I honestly don't know if I can just chill out and let myself relax... there have been very few occasions where that has been possible for me. Looking back, I feel as if I have spent most of my life worrying, nervous, tense and over analyzing everything. I feel like all the muscles in my body have been tensed/flexed for years on end, but I just don't have the ability to relax them (that's how I feel mentally). There's just some sort of barrier that I can't identify that won't allow me to just let go.
I need to just take some time for myself to do whatever it is I want to do and teak a break from worrying about my issues. Much of my distress over my own issues could very well be a result of me focusing too much upon them... or not, I don't know. The only thing I know is that I'm not going to be able think about them and somehow magically solve my problems. I think the answer will eventually come on it's own, so dwelling on things won't really do me much good anyways.
I'm actually beginning to look forward to my spring break, finally. I will have some time away from this place and away from work/school. I miss my home and I do miss my family. It's taken me a long time to begin appreciating my home, but I finally do understand it's importance to me. It's been the sight of some of my best and worst times and the place where I have grown as a person the most. I just really wish it hadn't taken me so long to recognize it's value to me. I may not know where my life is headed, or even what my own past means to me... but I know I have some place where I always belong, and that's a reassuring thought.
I wish Michigan's weather warmed up a little bit sooner in the year though. For spring break I really wish it could be warm, so I could just drive somewhere nice and enjoy the weather. I kind of feel just going to a far away beach or something, or even just taking a long road trip where I would get to drive a lot... better yet, both. At the same time, that thought reminds me of a vacation I had planned on taking this summer and makes me sad. Perhaps this summer, when I am feeling better about things I'll be able to take a trip still.

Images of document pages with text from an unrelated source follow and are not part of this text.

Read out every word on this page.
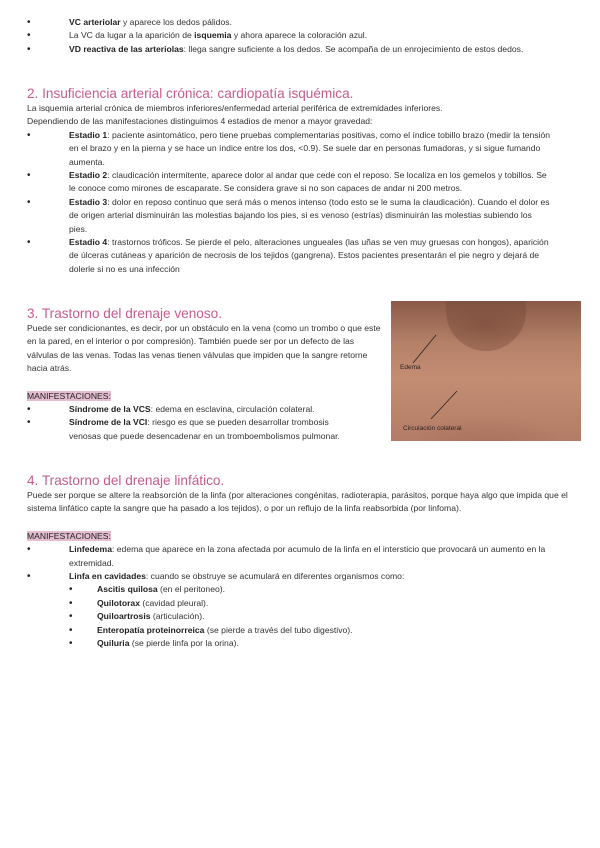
• VC arteriolar y aparece los dedos pálidos.
• La VC da lugar a la aparición de isquemia y ahora aparece la coloración azul.
• VD reactiva de las arteriolas: llega sangre suficiente a los dedos. Se acompaña de un enrojecimiento de estos dedos.
2. Insuficiencia arterial crónica: cardiopatía isquémica.

La isquemia arterial crónica de miembros inferiores/enfermedad arterial periférica de extremidades inferiores.

Dependiendo de las manifestaciones distinguimos 4 estadios de menor a mayor gravedad:

• Estadio 1: paciente asintomático, pero tiene pruebas complementarias positivas, como el índice tobillo brazo (medir la tensión en el brazo y en la pierna y se hace un índice entre los dos, <0.9). Se suele dar en personas fumadoras, y si sigue fumando aumenta.
• Estadio 2: claudicación intermitente, aparece dolor al andar que cede con el reposo. Se localiza en los gemelos y tobillos. Se le conoce como mirones de escaparate. Se considera grave si no son capaces de andar ni 200 metros.
• Estadio 3: dolor en reposo continuo que será más o menos intenso (todo esto se le suma la claudicación). Cuando el dolor es de origen arterial disminuirán las molestias bajando los pies, si es venoso (estrías) disminuirán las molestias subiendo los pies.
• Estadio 4: trastornos tróficos. Se pierde el pelo, alteraciones ungueales (las uñas se ven muy gruesas con hongos), aparición de úlceras cutáneas y aparición de necrosis de los tejidos (gangrena). Estos pacientes presentarán el pie negro y dejará de dolerle si no es una infección
3. Trastorno del drenaje venoso.

Puede ser condicionantes, es decir, por un obstáculo en la vena (como un trombo o que este en la pared, en el interior o por compresión). También puede ser por un defecto de las válvulas de las venas. Todas las venas tienen válvulas que impiden que la sangre retorne hacia atrás.

MANIFESTACIONES:

• Síndrome de la VCS: edema en esclavina, circulación colateral.
• Síndrome de la VCI: riesgo es que se pueden desarrollar trombosis venosas que puede desencadenar en un tromboembolismos pulmonar.
Edema
Circulación colateral
4. Trastorno del drenaje linfático.

Puede ser porque se altere la reabsorción de la linfa (por alteraciones congénitas, radioterapia, parásitos, porque haya algo que impida que el sistema linfático capte la sangre que ha pasado a los tejidos), o por un reflujo de la linfa reabsorbida (por linfoma).

MANIFESTACIONES:

• Linfedema: edema que aparece en la zona afectada por acumulo de la linfa en el intersticio que provocará un aumento en la extremidad.
• Linfa en cavidades: cuando se obstruye se acumulará en diferentes organismos como:
• Ascitis quilosa (en el peritoneo).
• Quilotorax (cavidad pleural).
• Quiloartrosis (articulación).
• Enteropatía proteinorreica (se pierde a través del tubo digestivo).
• Quiluria (se pierde linfa por la orina).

But yeah, this is another long drawn out and now rambling post. I'm just going to try and not worry about things so much anymore. So far I have been able to stop worrying about my classes as much, and that has really helped me a lot through this whole situation. If I could put my thoughts about all my other problems/bad feelings on the back burner too... well that would be quite a feat for me and would be wonderful. I just need to relax and not sweat the small stuff, being stressed out all the time just isn't worth it - no matter what it is.